Direct oxygen partial pressure (pO2) readings in breast cancers, in fibrocystic disease, and in the normal breast have been obtained using a novel technique which allows for the systematic evaluation of the oxygenation status as a function of pathological staging and histological grading. Measurements were performed in awake pre- and postmenopausal patients with well-defined arterial blood gas status.
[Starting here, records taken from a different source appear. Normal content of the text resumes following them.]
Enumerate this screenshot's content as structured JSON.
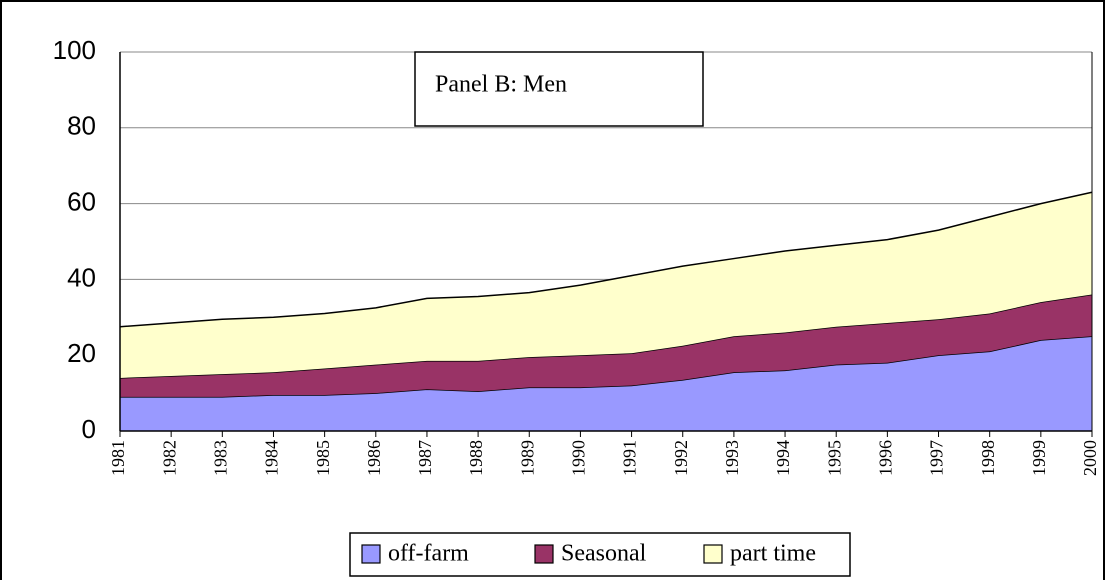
{
  "chart_data": {
    "type": "stacked-area",
    "annotation": "Panel B: Men",
    "categories": [
      "1981",
      "1982",
      "1983",
      "1984",
      "1985",
      "1986",
      "1987",
      "1988",
      "1989",
      "1990",
      "1991",
      "1992",
      "1993",
      "1994",
      "1995",
      "1996",
      "1997",
      "1998",
      "1999",
      "2000"
    ],
    "series": [
      {
        "name": "off-farm",
        "color": "#9999ff",
        "values": [
          9,
          9,
          9,
          9.5,
          9.5,
          10,
          11,
          10.5,
          11.5,
          11.5,
          12,
          13.5,
          15.5,
          16,
          17.5,
          18,
          20,
          21,
          24,
          25
        ]
      },
      {
        "name": "Seasonal",
        "color": "#993366",
        "values": [
          5,
          5.5,
          6,
          6,
          7,
          7.5,
          7.5,
          8,
          8,
          8.5,
          8.5,
          9,
          9.5,
          10,
          10,
          10.5,
          9.5,
          10,
          10,
          11
        ]
      },
      {
        "name": "part time",
        "color": "#ffffcc",
        "values": [
          13.5,
          14,
          14.5,
          14.5,
          14.5,
          15,
          16.5,
          17,
          17,
          18.5,
          20.5,
          21,
          20.5,
          21.5,
          21.5,
          22,
          23.5,
          25.5,
          26,
          27
        ]
      }
    ],
    "ylim": [
      0,
      100
    ],
    "yticks": [
      0,
      20,
      40,
      60,
      80,
      100
    ],
    "grid": true,
    "legend": "bottom"
  }
}
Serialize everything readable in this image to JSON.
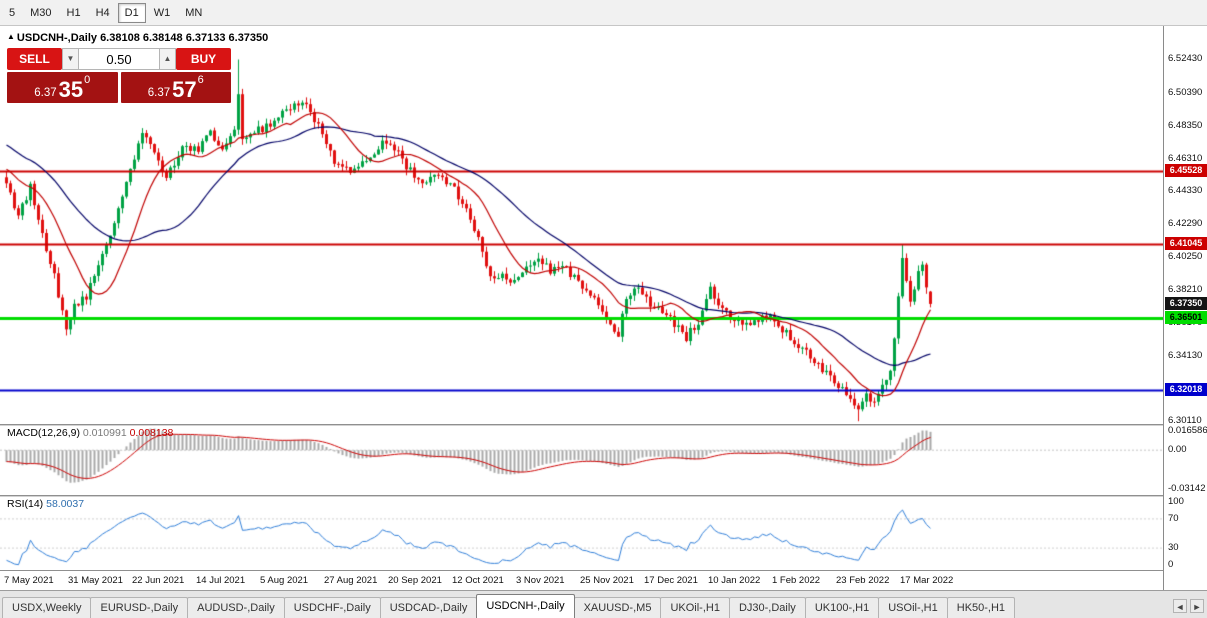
{
  "toolbar": {
    "timeframes": [
      {
        "label": "5",
        "active": false
      },
      {
        "label": "M30",
        "active": false
      },
      {
        "label": "H1",
        "active": false
      },
      {
        "label": "H4",
        "active": false
      },
      {
        "label": "D1",
        "active": true
      },
      {
        "label": "W1",
        "active": false
      },
      {
        "label": "MN",
        "active": false
      }
    ]
  },
  "chart": {
    "marker": "▲",
    "title": "USDCNH-,Daily",
    "ohlc": "6.38108 6.38148 6.37133 6.37350"
  },
  "trade_panel": {
    "sell_label": "SELL",
    "buy_label": "BUY",
    "volume": "0.50",
    "volume_decrease_icon": "▼",
    "volume_increase_icon": "▲",
    "sell_price": {
      "prefix": "6.37",
      "big": "35",
      "sup": "0"
    },
    "buy_price": {
      "prefix": "6.37",
      "big": "57",
      "sup": "6"
    }
  },
  "price_axis": {
    "ticks": [
      "6.52430",
      "6.50390",
      "6.48350",
      "6.46310",
      "6.44330",
      "6.42290",
      "6.40250",
      "6.38210",
      "6.36170",
      "6.34130",
      "6.32090",
      "6.30110"
    ],
    "tags": [
      {
        "value": "6.45528",
        "bg": "#cc0000",
        "fg": "#ffffff"
      },
      {
        "value": "6.41045",
        "bg": "#cc0000",
        "fg": "#ffffff"
      },
      {
        "value": "6.37350",
        "bg": "#141414",
        "fg": "#ffffff"
      },
      {
        "value": "6.36501",
        "bg": "#00dd00",
        "fg": "#000000"
      },
      {
        "value": "6.32018",
        "bg": "#0000cc",
        "fg": "#ffffff"
      }
    ]
  },
  "macd_panel": {
    "name": "MACD(12,26,9)",
    "value1": "0.010991",
    "value2": "0.008138",
    "ticks": [
      "0.016586",
      "0.00",
      "-0.03142"
    ]
  },
  "rsi_panel": {
    "name": "RSI(14)",
    "value": "58.0037",
    "ticks": [
      "100",
      "70",
      "30",
      "0"
    ]
  },
  "tabs": {
    "items": [
      {
        "label": "USDX,Weekly",
        "active": false
      },
      {
        "label": "EURUSD-,Daily",
        "active": false
      },
      {
        "label": "AUDUSD-,Daily",
        "active": false
      },
      {
        "label": "USDCHF-,Daily",
        "active": false
      },
      {
        "label": "USDCAD-,Daily",
        "active": false
      },
      {
        "label": "USDCNH-,Daily",
        "active": true
      },
      {
        "label": "XAUUSD-,M5",
        "active": false
      },
      {
        "label": "UKOil-,H1",
        "active": false
      },
      {
        "label": "DJ30-,Daily",
        "active": false
      },
      {
        "label": "UK100-,H1",
        "active": false
      },
      {
        "label": "USOil-,H1",
        "active": false
      },
      {
        "label": "HK50-,H1",
        "active": false
      }
    ],
    "scroll_left_icon": "◄",
    "scroll_right_icon": "►"
  },
  "chart_data": {
    "type": "candlestick",
    "symbol": "USDCNH-",
    "period": "Daily",
    "current_bar": {
      "open": 6.38108,
      "high": 6.38148,
      "low": 6.37133,
      "close": 6.3735
    },
    "bid": 6.3735,
    "ask": 6.37576,
    "y_range": [
      6.3,
      6.5425
    ],
    "bars_visible": 232,
    "up_color": "#00a244",
    "down_color": "#e01010",
    "ma_fast_period": 13,
    "ma_fast_color": "#c00000",
    "ma_slow_period": 34,
    "ma_slow_color": "#000066",
    "h_lines": [
      {
        "price": 6.45528,
        "color": "#cc0000",
        "width": 2
      },
      {
        "price": 6.41045,
        "color": "#cc0000",
        "width": 2
      },
      {
        "price": 6.36501,
        "color": "#00dd00",
        "width": 3
      },
      {
        "price": 6.32018,
        "color": "#0000cc",
        "width": 2
      }
    ],
    "x_axis_labels": [
      "7 May 2021",
      "31 May 2021",
      "22 Jun 2021",
      "14 Jul 2021",
      "5 Aug 2021",
      "27 Aug 2021",
      "20 Sep 2021",
      "12 Oct 2021",
      "3 Nov 2021",
      "25 Nov 2021",
      "17 Dec 2021",
      "10 Jan 2022",
      "1 Feb 2022",
      "23 Feb 2022",
      "17 Mar 2022"
    ],
    "price_path_anchors": [
      [
        -40,
        6.505
      ],
      [
        -30,
        6.49
      ],
      [
        -20,
        6.478
      ],
      [
        -10,
        6.462
      ],
      [
        0,
        6.45
      ],
      [
        3,
        6.427
      ],
      [
        6,
        6.446
      ],
      [
        9,
        6.415
      ],
      [
        12,
        6.39
      ],
      [
        15,
        6.359
      ],
      [
        17,
        6.372
      ],
      [
        20,
        6.378
      ],
      [
        24,
        6.402
      ],
      [
        28,
        6.432
      ],
      [
        31,
        6.455
      ],
      [
        34,
        6.478
      ],
      [
        37,
        6.468
      ],
      [
        40,
        6.451
      ],
      [
        44,
        6.471
      ],
      [
        48,
        6.468
      ],
      [
        51,
        6.479
      ],
      [
        54,
        6.469
      ],
      [
        57,
        6.479
      ],
      [
        58,
        6.503
      ],
      [
        59,
        6.473
      ],
      [
        62,
        6.479
      ],
      [
        66,
        6.485
      ],
      [
        70,
        6.492
      ],
      [
        74,
        6.498
      ],
      [
        78,
        6.483
      ],
      [
        82,
        6.462
      ],
      [
        86,
        6.455
      ],
      [
        90,
        6.463
      ],
      [
        94,
        6.473
      ],
      [
        97,
        6.47
      ],
      [
        100,
        6.458
      ],
      [
        104,
        6.449
      ],
      [
        108,
        6.453
      ],
      [
        112,
        6.444
      ],
      [
        116,
        6.426
      ],
      [
        119,
        6.406
      ],
      [
        121,
        6.389
      ],
      [
        124,
        6.393
      ],
      [
        127,
        6.386
      ],
      [
        130,
        6.398
      ],
      [
        133,
        6.403
      ],
      [
        136,
        6.393
      ],
      [
        139,
        6.399
      ],
      [
        142,
        6.389
      ],
      [
        145,
        6.381
      ],
      [
        148,
        6.374
      ],
      [
        151,
        6.359
      ],
      [
        153,
        6.353
      ],
      [
        155,
        6.379
      ],
      [
        158,
        6.385
      ],
      [
        161,
        6.373
      ],
      [
        164,
        6.369
      ],
      [
        167,
        6.361
      ],
      [
        170,
        6.353
      ],
      [
        173,
        6.363
      ],
      [
        176,
        6.384
      ],
      [
        178,
        6.373
      ],
      [
        181,
        6.366
      ],
      [
        184,
        6.359
      ],
      [
        187,
        6.363
      ],
      [
        190,
        6.366
      ],
      [
        193,
        6.361
      ],
      [
        196,
        6.353
      ],
      [
        199,
        6.346
      ],
      [
        202,
        6.339
      ],
      [
        205,
        6.331
      ],
      [
        208,
        6.323
      ],
      [
        211,
        6.316
      ],
      [
        213,
        6.309
      ],
      [
        215,
        6.317
      ],
      [
        217,
        6.313
      ],
      [
        219,
        6.323
      ],
      [
        221,
        6.331
      ],
      [
        222,
        6.353
      ],
      [
        223,
        6.376
      ],
      [
        224,
        6.403
      ],
      [
        225,
        6.389
      ],
      [
        226,
        6.376
      ],
      [
        227,
        6.384
      ],
      [
        228,
        6.392
      ],
      [
        229,
        6.398
      ],
      [
        230,
        6.386
      ],
      [
        231,
        6.3735
      ]
    ],
    "bar_overrides": {
      "58": {
        "high": 6.5243
      },
      "213": {
        "low": 6.3011
      },
      "224": {
        "high": 6.4104
      },
      "231": {
        "open": 6.38108,
        "high": 6.38148,
        "low": 6.37133,
        "close": 6.3735
      }
    },
    "indicators": {
      "macd": {
        "fast": 12,
        "slow": 26,
        "signal": 9,
        "scale_max": 0.0185,
        "scale_min": -0.0335,
        "histogram_color": "#a9a9a9",
        "signal_color": "#cc0000"
      },
      "rsi": {
        "period": 14,
        "value": 58.0037,
        "line_color": "#2f7ed8",
        "levels": [
          70,
          30
        ]
      }
    }
  }
}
The measuring procedure encompasses a computerized electrode movement in the tissue which avoids significant compression artifacts and allows routine measurement in human tumors before, during, and after treatment. Using this reliable technique, pO2 measurements in the normal breast and in fibrocystic disease resulted in oxygenation patterns which were characteristic for normal, adequately supplied tissues. The median pO2 values were 65 and 67 mm Hg, respectively, with no pO2 readings below 12.5 mm Hg in the normal breast, and ≤5 mm Hg in fibrocystic disease, respectively. In contrast, in breast cancers the median pO2 value was 30 mm Hg (pooled data for pathological stages T1-T4). To date, 6 of 15 breast cancers exhibited pO2 values between zero and 2.5 mm Hg, i.e., tissue areas with less than half-maximum radiosensitivity. The oxygenation pattern in breast cancers and the occurrence of hypoxia and/or anoxia did not correlate with either the pathological stages and histological grades or with a series of clinically relevant parameters. No significant differences were found between pre- and postmenopausal tumors and between lobular and ductal carcinomas. Tumor-to-tumor variability in the oxygenation pattern was more pronounced than intratumor heterogeneity. pO2 variations within a tumor cannot be predicted, e.g., as a function of the measuring site (tumor center versus periphery).
Dedicated to Dr. med. h.c. Erwin Braun, an untiring sponsor of biomedical research, on the occasion of his 70th birthday.